Waiting in the traffic that approached the Metro-Centre, I watched the columns of supporters marching to their assembly points in the residential side streets. Lines of coaches were parked under the sycamores and beeches, decked with St George’s flags. Supporters now came from as far as Bristol and Birmingham, attracted by the martial mood that gripped the town, ready to stamp through the streets, cheer their lungs out and spend their savings in the retail parks that sponsored the events.

Twenty thousand visitors occupied Brooklands every weekend. In the comfortable driver’s seat of the Mercedes, I marvelled at how disciplined they were, obeying the brusque commands of the stewards steering them to the Metro-Centre, thousands of suburban crusaders emblazoned with logos and moving as one. At synchronized intervals, in an effort to keep the middle-aged blood flowing, phalanxes of ice-hockey or basketball supporters would snap to attention and mark time on the spot, arms swinging like blades in a human wind farm.

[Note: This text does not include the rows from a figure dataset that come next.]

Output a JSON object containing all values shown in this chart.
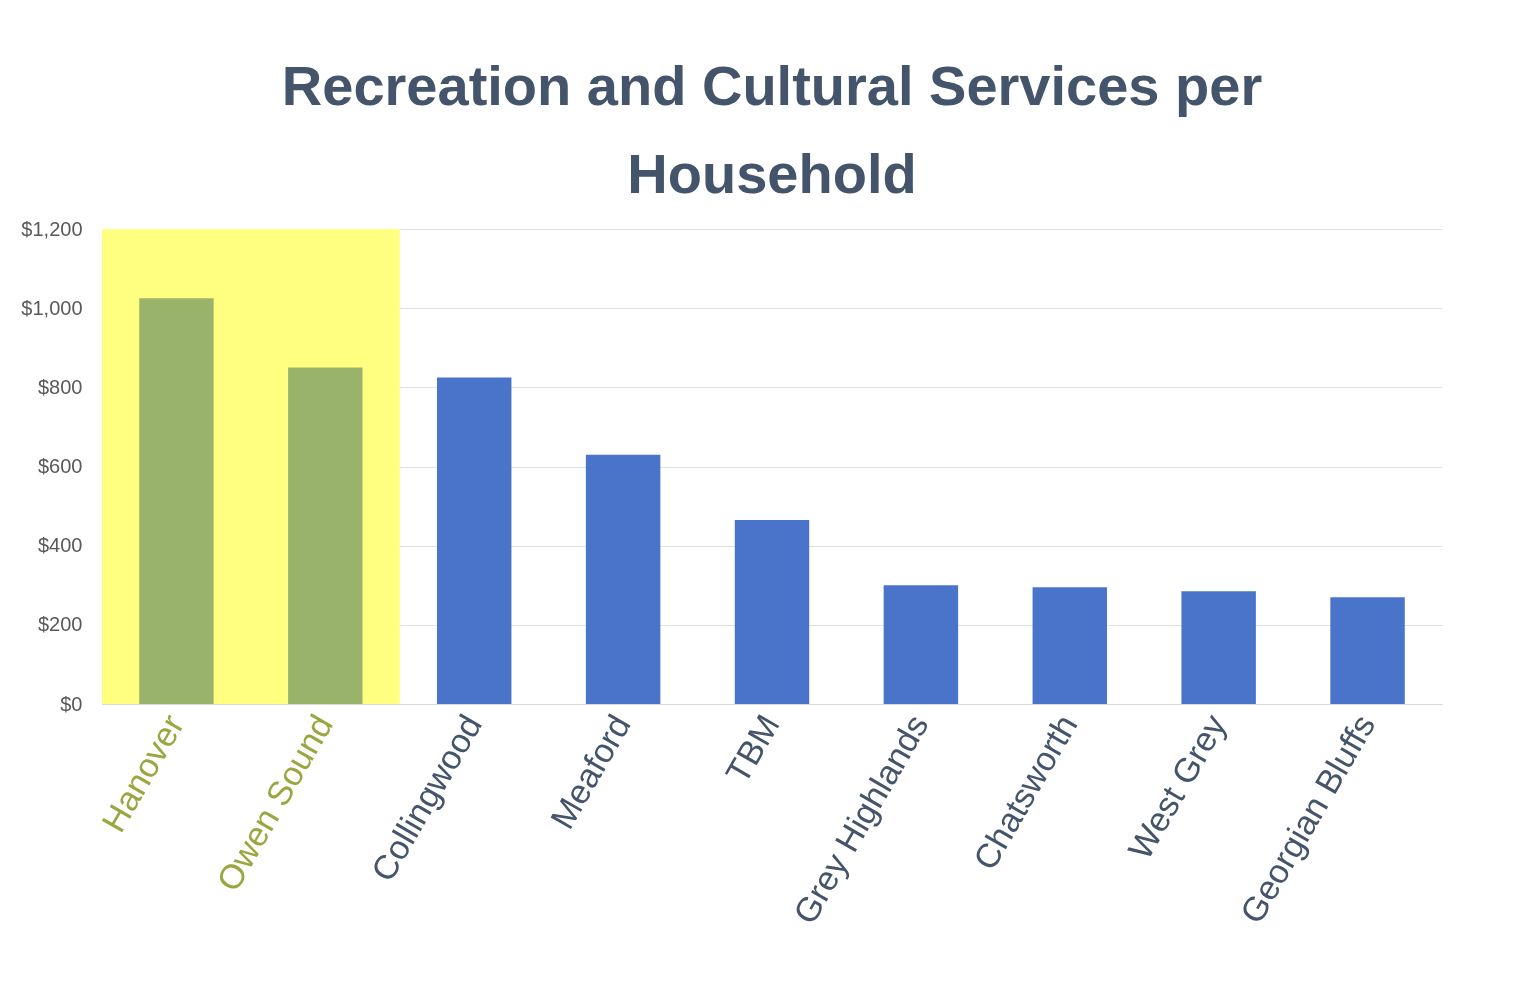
{
  "chart_data": {
    "type": "bar",
    "title": "Recreation and Cultural Services per Household",
    "categories": [
      "Hanover",
      "Owen Sound",
      "Collingwood",
      "Meaford",
      "TBM",
      "Grey Highlands",
      "Chatsworth",
      "West Grey",
      "Georgian Bluffs"
    ],
    "values": [
      1025,
      850,
      825,
      630,
      465,
      300,
      295,
      285,
      270
    ],
    "colors": [
      "#9ab36a",
      "#9ab36a",
      "#4a74c9",
      "#4a74c9",
      "#4a74c9",
      "#4a74c9",
      "#4a74c9",
      "#4a74c9",
      "#4a74c9"
    ],
    "ylim": [
      0,
      1200
    ],
    "yticks": [
      {
        "value": 0,
        "label": "$0"
      },
      {
        "value": 200,
        "label": "$200"
      },
      {
        "value": 400,
        "label": "$400"
      },
      {
        "value": 600,
        "label": "$600"
      },
      {
        "value": 800,
        "label": "$800"
      },
      {
        "value": 1000,
        "label": "$1,000"
      },
      {
        "value": 1200,
        "label": "$1,200"
      }
    ],
    "grid": "y",
    "bands": [
      {
        "axis": "x",
        "from": "Hanover",
        "to": "Owen Sound",
        "color": "#ffff80"
      }
    ]
  }
}
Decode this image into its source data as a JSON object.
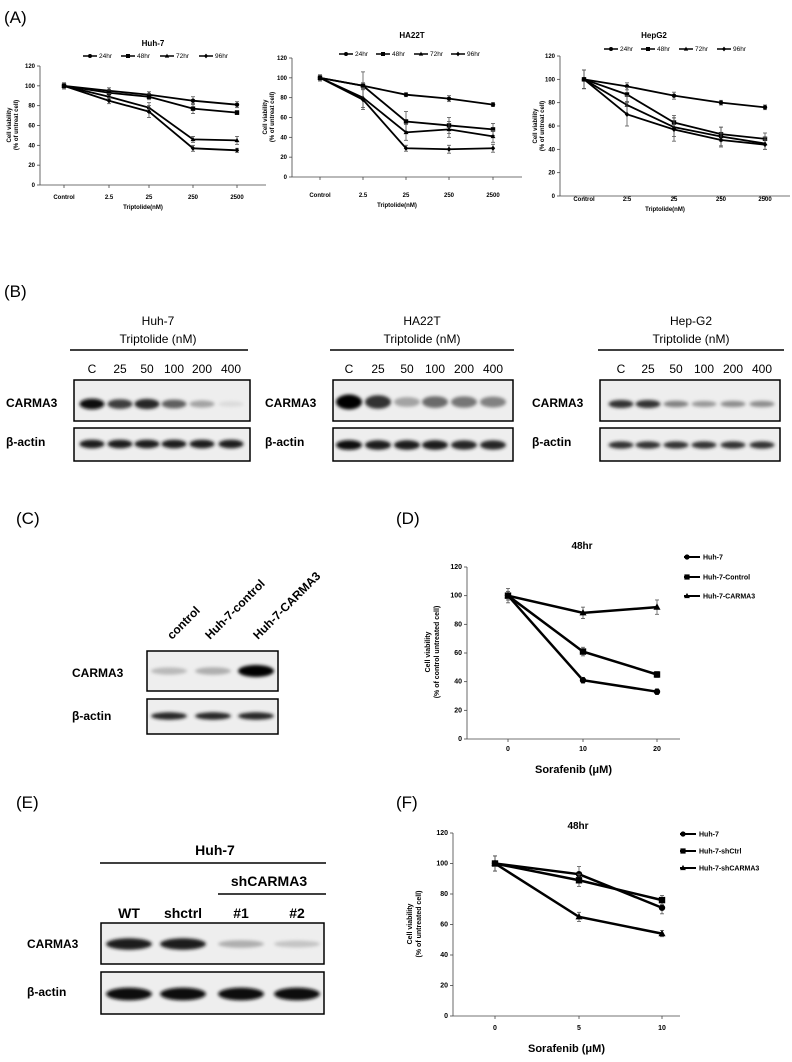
{
  "figure": {
    "panel_labels": [
      "(A)",
      "(B)",
      "(C)",
      "(D)",
      "(E)",
      "(F)"
    ],
    "marker_shapes": [
      "circle",
      "square",
      "triangle",
      "diamond"
    ]
  },
  "chart_data": [
    {
      "id": "A1",
      "type": "line",
      "title": "Huh-7",
      "categories": [
        "Control",
        "2.5",
        "25",
        "250",
        "2500"
      ],
      "xlabel": "Triptolide(nM)",
      "ylabel": "Cell viability (% of untreat cell)",
      "ylabel_lines": [
        "Cell viability",
        "(% of untreat cell)"
      ],
      "ylim": [
        0,
        120
      ],
      "yticks": [
        0,
        20,
        40,
        60,
        80,
        100,
        120
      ],
      "series": [
        {
          "name": "24hr",
          "values": [
            100,
            95,
            91,
            85,
            81
          ],
          "err": [
            3,
            3,
            3,
            4,
            3
          ]
        },
        {
          "name": "48hr",
          "values": [
            100,
            93,
            89,
            77,
            73
          ],
          "err": [
            3,
            3,
            3,
            5,
            2
          ]
        },
        {
          "name": "72hr",
          "values": [
            100,
            89,
            78,
            46,
            45
          ],
          "err": [
            3,
            3,
            5,
            3,
            4
          ]
        },
        {
          "name": "96hr",
          "values": [
            100,
            85,
            74,
            37,
            35
          ],
          "err": [
            3,
            3,
            6,
            3,
            2
          ]
        }
      ]
    },
    {
      "id": "A2",
      "type": "line",
      "title": "HA22T",
      "categories": [
        "Control",
        "2.5",
        "25",
        "250",
        "2500"
      ],
      "xlabel": "Triptolide(nM)",
      "ylabel": "Cell viability (% of untreat cell)",
      "ylabel_lines": [
        "Cell viability",
        "(% of untreat cell)"
      ],
      "ylim": [
        0,
        120
      ],
      "yticks": [
        0,
        20,
        40,
        60,
        80,
        100,
        120
      ],
      "series": [
        {
          "name": "24hr",
          "values": [
            100,
            92,
            83,
            79,
            73
          ],
          "err": [
            3,
            3,
            2,
            3,
            2
          ]
        },
        {
          "name": "48hr",
          "values": [
            100,
            92,
            56,
            52,
            48
          ],
          "err": [
            3,
            14,
            10,
            8,
            6
          ]
        },
        {
          "name": "72hr",
          "values": [
            100,
            80,
            45,
            48,
            41
          ],
          "err": [
            3,
            10,
            8,
            8,
            6
          ]
        },
        {
          "name": "96hr",
          "values": [
            100,
            78,
            29,
            28,
            29
          ],
          "err": [
            3,
            10,
            3,
            4,
            4
          ]
        }
      ]
    },
    {
      "id": "A3",
      "type": "line",
      "title": "HepG2",
      "categories": [
        "Control",
        "2.5",
        "25",
        "250",
        "2500"
      ],
      "xlabel": "Triptolide(nM)",
      "ylabel": "Cell viability (% of untreat cell)",
      "ylabel_lines": [
        "Cell viability",
        "(% of untreat cell)"
      ],
      "ylim": [
        0,
        120
      ],
      "yticks": [
        0,
        20,
        40,
        60,
        80,
        100,
        120
      ],
      "series": [
        {
          "name": "24hr",
          "values": [
            100,
            94,
            86,
            80,
            76
          ],
          "err": [
            8,
            3,
            3,
            2,
            2
          ]
        },
        {
          "name": "48hr",
          "values": [
            100,
            87,
            63,
            53,
            49
          ],
          "err": [
            8,
            6,
            6,
            6,
            5
          ]
        },
        {
          "name": "72hr",
          "values": [
            100,
            78,
            59,
            51,
            45
          ],
          "err": [
            8,
            8,
            8,
            8,
            5
          ]
        },
        {
          "name": "96hr",
          "values": [
            100,
            70,
            57,
            48,
            44
          ],
          "err": [
            8,
            10,
            10,
            6,
            4
          ]
        }
      ]
    },
    {
      "id": "D",
      "type": "line",
      "title": "48hr",
      "categories": [
        "0",
        "10",
        "20"
      ],
      "xlabel": "Sorafenib (μM)",
      "ylabel": "Cell viability (% of control untreated cell)",
      "ylabel_lines": [
        "Cell viability",
        "(% of control untreated cell)"
      ],
      "ylim": [
        0,
        120
      ],
      "yticks": [
        0,
        20,
        40,
        60,
        80,
        100,
        120
      ],
      "series": [
        {
          "name": "Huh-7",
          "values": [
            100,
            41,
            33
          ],
          "err": [
            3,
            2,
            2
          ]
        },
        {
          "name": "Huh-7-Control",
          "values": [
            100,
            61,
            45
          ],
          "err": [
            3,
            3,
            2
          ]
        },
        {
          "name": "Huh-7-CARMA3",
          "values": [
            100,
            88,
            92
          ],
          "err": [
            5,
            4,
            5
          ]
        }
      ]
    },
    {
      "id": "F",
      "type": "line",
      "title": "48hr",
      "categories": [
        "0",
        "5",
        "10"
      ],
      "xlabel": "Sorafenib (μM)",
      "ylabel": "Cell viability (% of untreated cell)",
      "ylabel_lines": [
        "Cell viability",
        "(% of untreated cell)"
      ],
      "ylim": [
        0,
        120
      ],
      "yticks": [
        0,
        20,
        40,
        60,
        80,
        100,
        120
      ],
      "series": [
        {
          "name": "Huh-7",
          "values": [
            100,
            93,
            71
          ],
          "err": [
            5,
            5,
            4
          ]
        },
        {
          "name": "Huh-7-shCtrl",
          "values": [
            100,
            89,
            76
          ],
          "err": [
            5,
            4,
            3
          ]
        },
        {
          "name": "Huh-7-shCARMA3",
          "values": [
            100,
            65,
            54
          ],
          "err": [
            5,
            3,
            2
          ]
        }
      ]
    }
  ],
  "blots": {
    "B1": {
      "cell": "Huh-7",
      "treatment": "Triptolide (nM)",
      "lanes": [
        "C",
        "25",
        "50",
        "100",
        "200",
        "400"
      ],
      "rows": [
        "CARMA3",
        "β-actin"
      ],
      "intensity": [
        [
          0.95,
          0.75,
          0.85,
          0.6,
          0.3,
          0.05
        ],
        [
          0.9,
          0.9,
          0.9,
          0.9,
          0.9,
          0.9
        ]
      ]
    },
    "B2": {
      "cell": "HA22T",
      "treatment": "Triptolide (nM)",
      "lanes": [
        "C",
        "25",
        "50",
        "100",
        "200",
        "400"
      ],
      "rows": [
        "CARMA3",
        "β-actin"
      ],
      "intensity": [
        [
          1.0,
          0.8,
          0.3,
          0.55,
          0.5,
          0.45
        ],
        [
          0.95,
          0.9,
          0.9,
          0.9,
          0.85,
          0.85
        ]
      ]
    },
    "B3": {
      "cell": "Hep-G2",
      "treatment": "Triptolide (nM)",
      "lanes": [
        "C",
        "25",
        "50",
        "100",
        "200",
        "400"
      ],
      "rows": [
        "CARMA3",
        "β-actin"
      ],
      "intensity": [
        [
          0.8,
          0.8,
          0.45,
          0.35,
          0.4,
          0.4
        ],
        [
          0.8,
          0.8,
          0.8,
          0.8,
          0.8,
          0.8
        ]
      ]
    },
    "C": {
      "lanes": [
        "control",
        "Huh-7-control",
        "Huh-7-CARMA3"
      ],
      "rows": [
        "CARMA3",
        "β-actin"
      ],
      "intensity": [
        [
          0.2,
          0.25,
          1.0
        ],
        [
          0.85,
          0.85,
          0.85
        ]
      ]
    },
    "E": {
      "cell": "Huh-7",
      "group": "shCARMA3",
      "lanes": [
        "WT",
        "shctrl",
        "#1",
        "#2"
      ],
      "rows": [
        "CARMA3",
        "β-actin"
      ],
      "intensity": [
        [
          0.9,
          0.9,
          0.25,
          0.15
        ],
        [
          0.95,
          0.95,
          0.95,
          0.95
        ]
      ]
    }
  }
}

Impatient to get home, I checked my text messages, hoping that David Cruise had survived for forty-eight hours without me. There was a brief message from Julia, saying that she would now be working until six at the Asian women’s refuge. Brooklands High School had broken up for the summer, and Sangster had lent part of the school to Asian women and children so intimidated by sporting revellers that they refused to go home.

Impatient to see Julia, I turned into the empty bus lane and drove to the nearest side street, then set off through the residential avenues crowded with coaches. Marshals were controlling the traffic, forcing private cars to give way to the lumbering behemoths. Most of the middle-class residents detested the sports weekends, so I picked a St George’s pennant from the rear seat and clipped it to the windscreen pillar, then put on my St George’s baseball cap. At the next checkpoint I was waved through by the marshals, and exchanged vigorous salutes with them.

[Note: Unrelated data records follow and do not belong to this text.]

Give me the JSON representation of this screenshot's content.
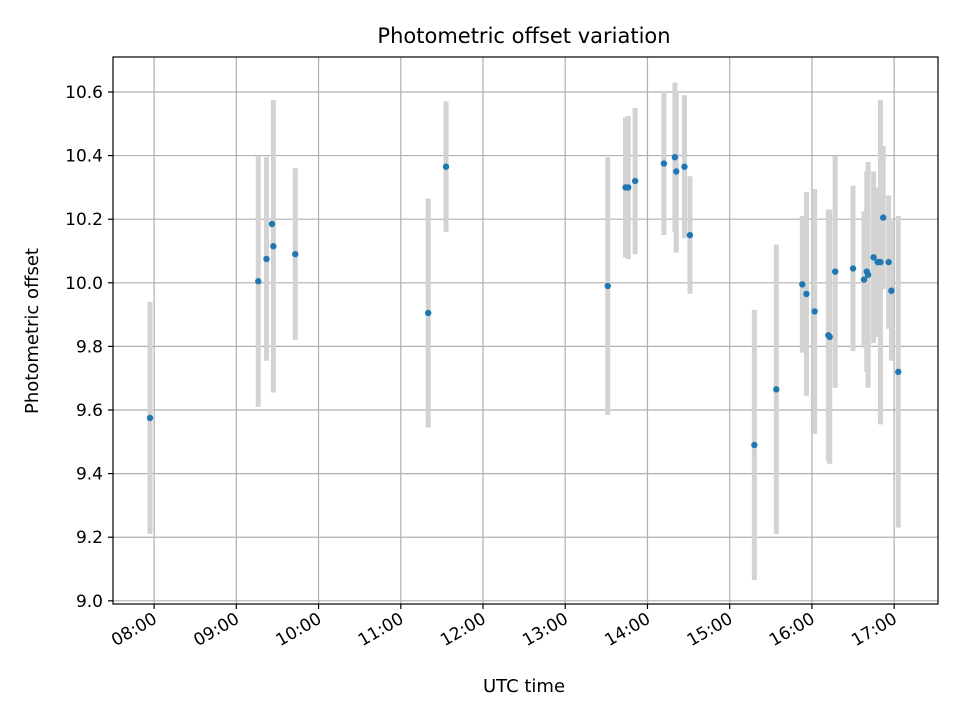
{
  "chart_data": {
    "type": "scatter",
    "title": "Photometric offset variation",
    "xlabel": "UTC time",
    "ylabel": "Photometric offset",
    "xlim": [
      "07:30",
      "17:32"
    ],
    "ylim": [
      8.99,
      10.71
    ],
    "grid": true,
    "x_tick_labels": [
      "08:00",
      "09:00",
      "10:00",
      "11:00",
      "12:00",
      "13:00",
      "14:00",
      "15:00",
      "16:00",
      "17:00"
    ],
    "y_ticks": [
      9.0,
      9.2,
      9.4,
      9.6,
      9.8,
      10.0,
      10.2,
      10.4,
      10.6
    ],
    "y_tick_labels": [
      "9.0",
      "9.2",
      "9.4",
      "9.6",
      "9.8",
      "10.0",
      "10.2",
      "10.4",
      "10.6"
    ],
    "colors": {
      "point": "#1f77b4",
      "errorbar": "#d3d3d3"
    },
    "series": [
      {
        "points": [
          {
            "time": "07:57",
            "y": 9.575,
            "err": 0.365
          },
          {
            "time": "09:16",
            "y": 10.005,
            "err": 0.395
          },
          {
            "time": "09:22",
            "y": 10.075,
            "err": 0.32
          },
          {
            "time": "09:26",
            "y": 10.185,
            "err": 0.0
          },
          {
            "time": "09:27",
            "y": 10.115,
            "err": 0.46
          },
          {
            "time": "09:43",
            "y": 10.09,
            "err": 0.27
          },
          {
            "time": "11:20",
            "y": 9.905,
            "err": 0.36
          },
          {
            "time": "11:33",
            "y": 10.365,
            "err": 0.205
          },
          {
            "time": "13:31",
            "y": 9.99,
            "err": 0.405
          },
          {
            "time": "13:44",
            "y": 10.3,
            "err": 0.22
          },
          {
            "time": "13:46",
            "y": 10.3,
            "err": 0.225
          },
          {
            "time": "13:51",
            "y": 10.32,
            "err": 0.23
          },
          {
            "time": "14:12",
            "y": 10.375,
            "err": 0.225
          },
          {
            "time": "14:20",
            "y": 10.395,
            "err": 0.235
          },
          {
            "time": "14:21",
            "y": 10.35,
            "err": 0.255
          },
          {
            "time": "14:27",
            "y": 10.365,
            "err": 0.225
          },
          {
            "time": "14:31",
            "y": 10.15,
            "err": 0.185
          },
          {
            "time": "15:18",
            "y": 9.49,
            "err": 0.425
          },
          {
            "time": "15:34",
            "y": 9.665,
            "err": 0.455
          },
          {
            "time": "15:53",
            "y": 9.995,
            "err": 0.215
          },
          {
            "time": "15:56",
            "y": 9.965,
            "err": 0.32
          },
          {
            "time": "16:02",
            "y": 9.91,
            "err": 0.385
          },
          {
            "time": "16:12",
            "y": 9.835,
            "err": 0.395
          },
          {
            "time": "16:13",
            "y": 9.83,
            "err": 0.4
          },
          {
            "time": "16:17",
            "y": 10.035,
            "err": 0.365
          },
          {
            "time": "16:30",
            "y": 10.045,
            "err": 0.26
          },
          {
            "time": "16:38",
            "y": 10.01,
            "err": 0.215
          },
          {
            "time": "16:40",
            "y": 10.035,
            "err": 0.315
          },
          {
            "time": "16:41",
            "y": 10.025,
            "err": 0.355
          },
          {
            "time": "16:45",
            "y": 10.08,
            "err": 0.27
          },
          {
            "time": "16:48",
            "y": 10.065,
            "err": 0.235
          },
          {
            "time": "16:50",
            "y": 10.065,
            "err": 0.51
          },
          {
            "time": "16:52",
            "y": 10.205,
            "err": 0.225
          },
          {
            "time": "16:56",
            "y": 10.065,
            "err": 0.21
          },
          {
            "time": "16:58",
            "y": 9.975,
            "err": 0.22
          },
          {
            "time": "17:03",
            "y": 9.72,
            "err": 0.49
          }
        ]
      }
    ]
  }
}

The cap and pennant were a disguise, but one that worked. I hated the self-importance of these pocket gauleiters, but the sense of an enemy sharpened the reflexes and lifted everyone’s spirits. Visiting league teams and their supporters were seen as friendly citizens of the new federation of motorway towns, the conference of the Heathrow tribes. Everyone in Brooklands was a friend, but out there somewhere was the ‘enemy’, constantly referred to by David Cruise on his cable programmes but never defined.

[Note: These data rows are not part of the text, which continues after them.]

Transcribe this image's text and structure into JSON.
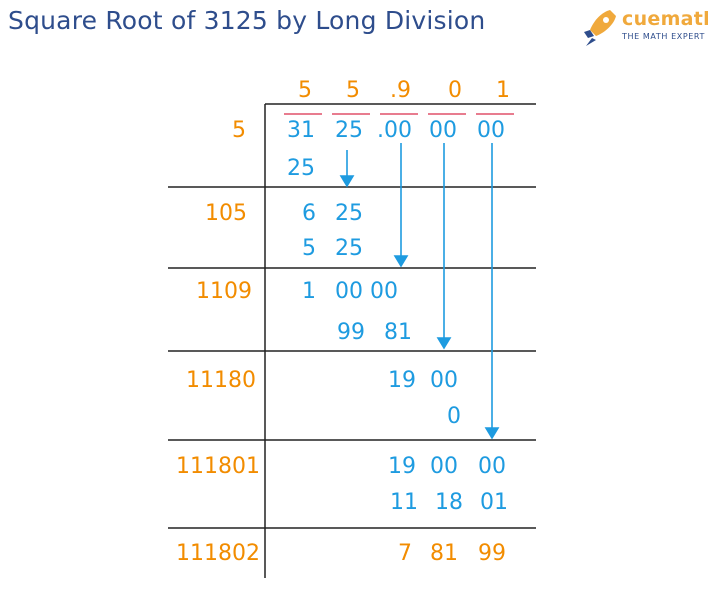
{
  "title": "Square Root of 3125 by Long Division",
  "logo": {
    "name": "cuemath",
    "tagline": "THE MATH EXPERT",
    "icon": "rocket-icon",
    "brand_color": "#f0a93c",
    "brand_blue": "#2e4d8c"
  },
  "colors": {
    "divisor": "#f28c00",
    "quotient": "#f28c00",
    "work": "#1e9be0",
    "rule": "#e0506a",
    "grid": "#222222"
  },
  "quotient": [
    "5",
    "5",
    ".9",
    "0",
    "1"
  ],
  "dividend": [
    "31",
    "25",
    ".00",
    "00",
    "00"
  ],
  "divisors": [
    "5",
    "105",
    "1109",
    "11180",
    "111801",
    "111802"
  ],
  "work": {
    "r1": "25",
    "r2a": "6",
    "r2b": "25",
    "r3a": "5",
    "r3b": "25",
    "r4a": "1",
    "r4b": "00 00",
    "r5a": "99",
    "r5b": "81",
    "r6a": "19",
    "r6b": "00",
    "r7": "0",
    "r8a": "19",
    "r8b": "00",
    "r8c": "00",
    "r9a": "11",
    "r9b": "18",
    "r9c": "01",
    "r10a": "7",
    "r10b": "81",
    "r10c": "99"
  }
}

At the same time, everyone knew who the real enemy was—subversive elements in local government offices, the county establishment, the church and the old middle classes, with their jodhpurs and dinner parties, their private schools and anal-retentive snobberies. I sympathized with the marching supporters, and was ready to back them in any confrontation. They had seized the initiative and were defining a new political order based on energy and emotion. They had re-dramatized their lives, marching proudly and in step with the military enthusiasm of a people going to war, while staying faithful to the pacific dream of their patios and barbecues. All this might be part of a huge marketing strategy, but I felt revived by the strutting swagger, the discipline and rude health. There was a hint of arrogance that could be dangerous after dark, but a dash of Tabasco spiced up the dullest dish.